Ismail* et sa mandataire saisissent alors le Tribunal fédéral, qui leur donne raison. Dans son arrêt du 15 janvier 2025, le TF retient que les circonstances du cas ne permettent pas d’écarter d’emblée, sans autre examen, les déclarations d’Ismail* quant à sa minorité. Il souligne que ce dernier a continuellement affirmé être né en avril 2007, ce que corroborent les documents produits ; et que si ceux-ci ne constituent pas des pièces d’identité, ils n’en constituent pas moins des indices dont il y a lieu de tenir compte. En outre, bien qu’ils aient une faible valeur probante compte tenu du manque de clarté concernant leur obtention, on ne peut pas pour autant les considérer comme falsifiés, ni remettre en cause sur cette base la crédibilité personnelle du recourant. Le TF relève que si ce dernier avait établi de faux documents en vue de son départ pour l’Europe, il aurait été en mesure de fournir des explications plus claires à leur sujet et il n’y aurait pas de confusion quant à la date de leur établissement (consid. 2.4.1).
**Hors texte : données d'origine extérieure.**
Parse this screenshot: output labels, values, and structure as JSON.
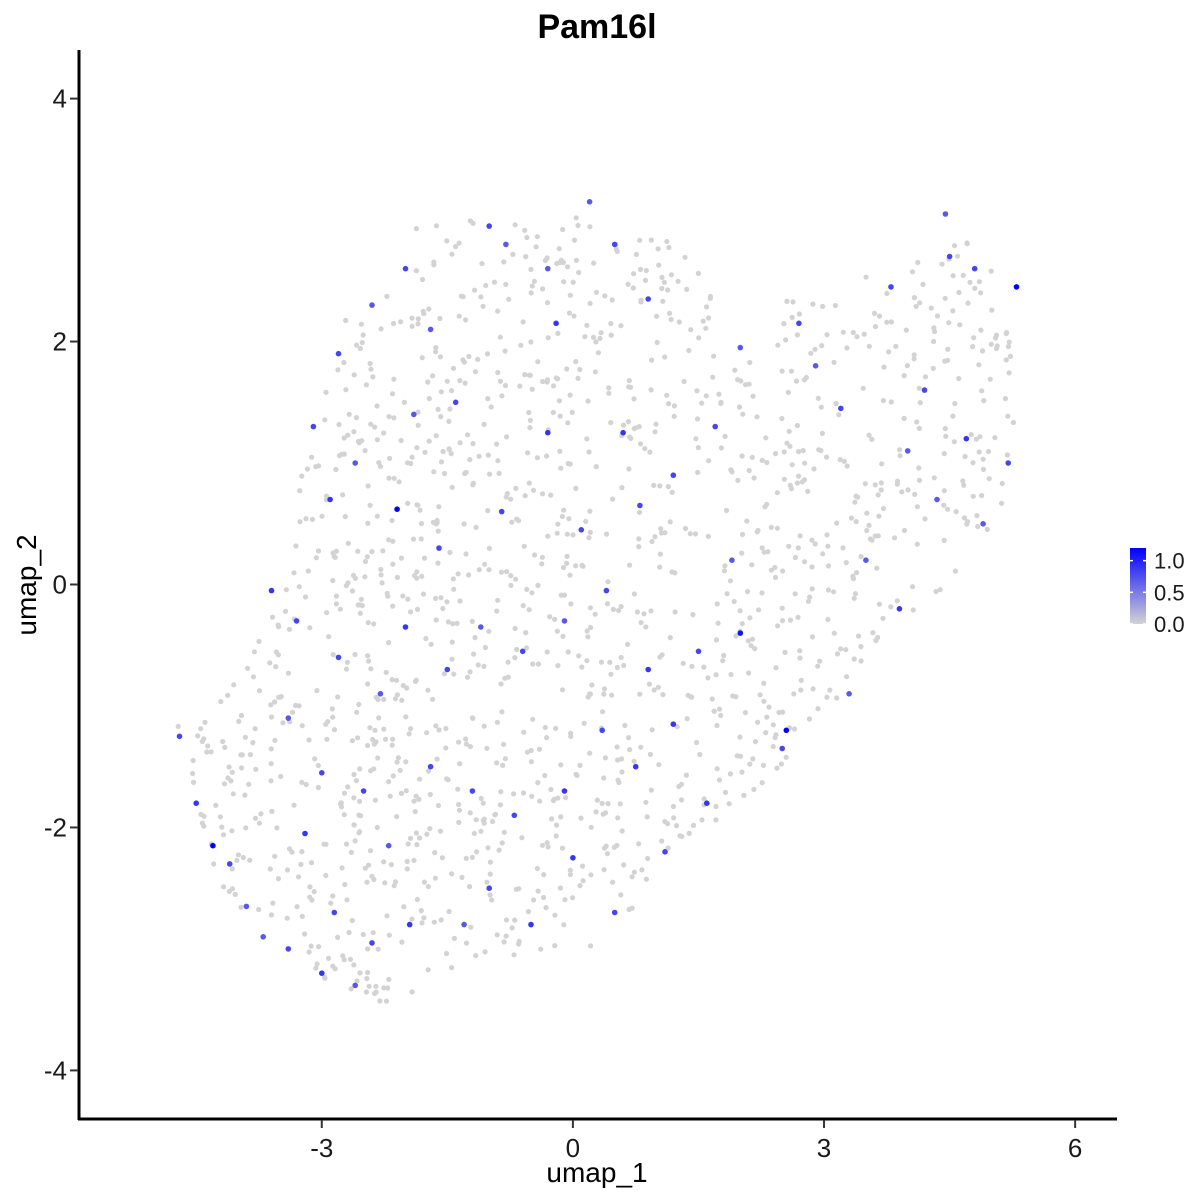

Le TF estime par ailleurs que, contrairement à ce qu’affirment le SEM et le TAF, les propos d’Ismail* ne sont ni contradictoires ni invraisemblables. Au contraire, il relève qu’il a donné des réponses à toutes les questions qui lui ont été posées, et a su fournir des détails sur sa vie personnelle et familiale. Qui plus est, il n’a pas été informé qu’il devait fournir des réponses plus détaillées (consid. 2.4.2). Il ajoute que le TAF ne peut être suivi lorsqu’il affirme qu’il n’est pas crédible qu’’Ismail* ait suivi son oncle aveuglément. C’est, objecte le TF, précisément un comportement que l’on peut voir chez une personne mineure.
Enfin, le TF rappelle que les autorités italiennes ont reconnu la minorité d’Ismail* sur la base des mêmes informations, et que l’employé du SEM en charge de l’audition avait relevé que «durant l’entier de l’audition, son comportement a pu témoigner de son jeune âge». Le Tribunal conclut que dans la mesure où il existait un doute, le SEM aurait dû ordonner une expertise médico-légale pour déterminer l’âge d’Ismail*. Il admet donc le recours et renvoie la cause au SEM pour nouvelle décision.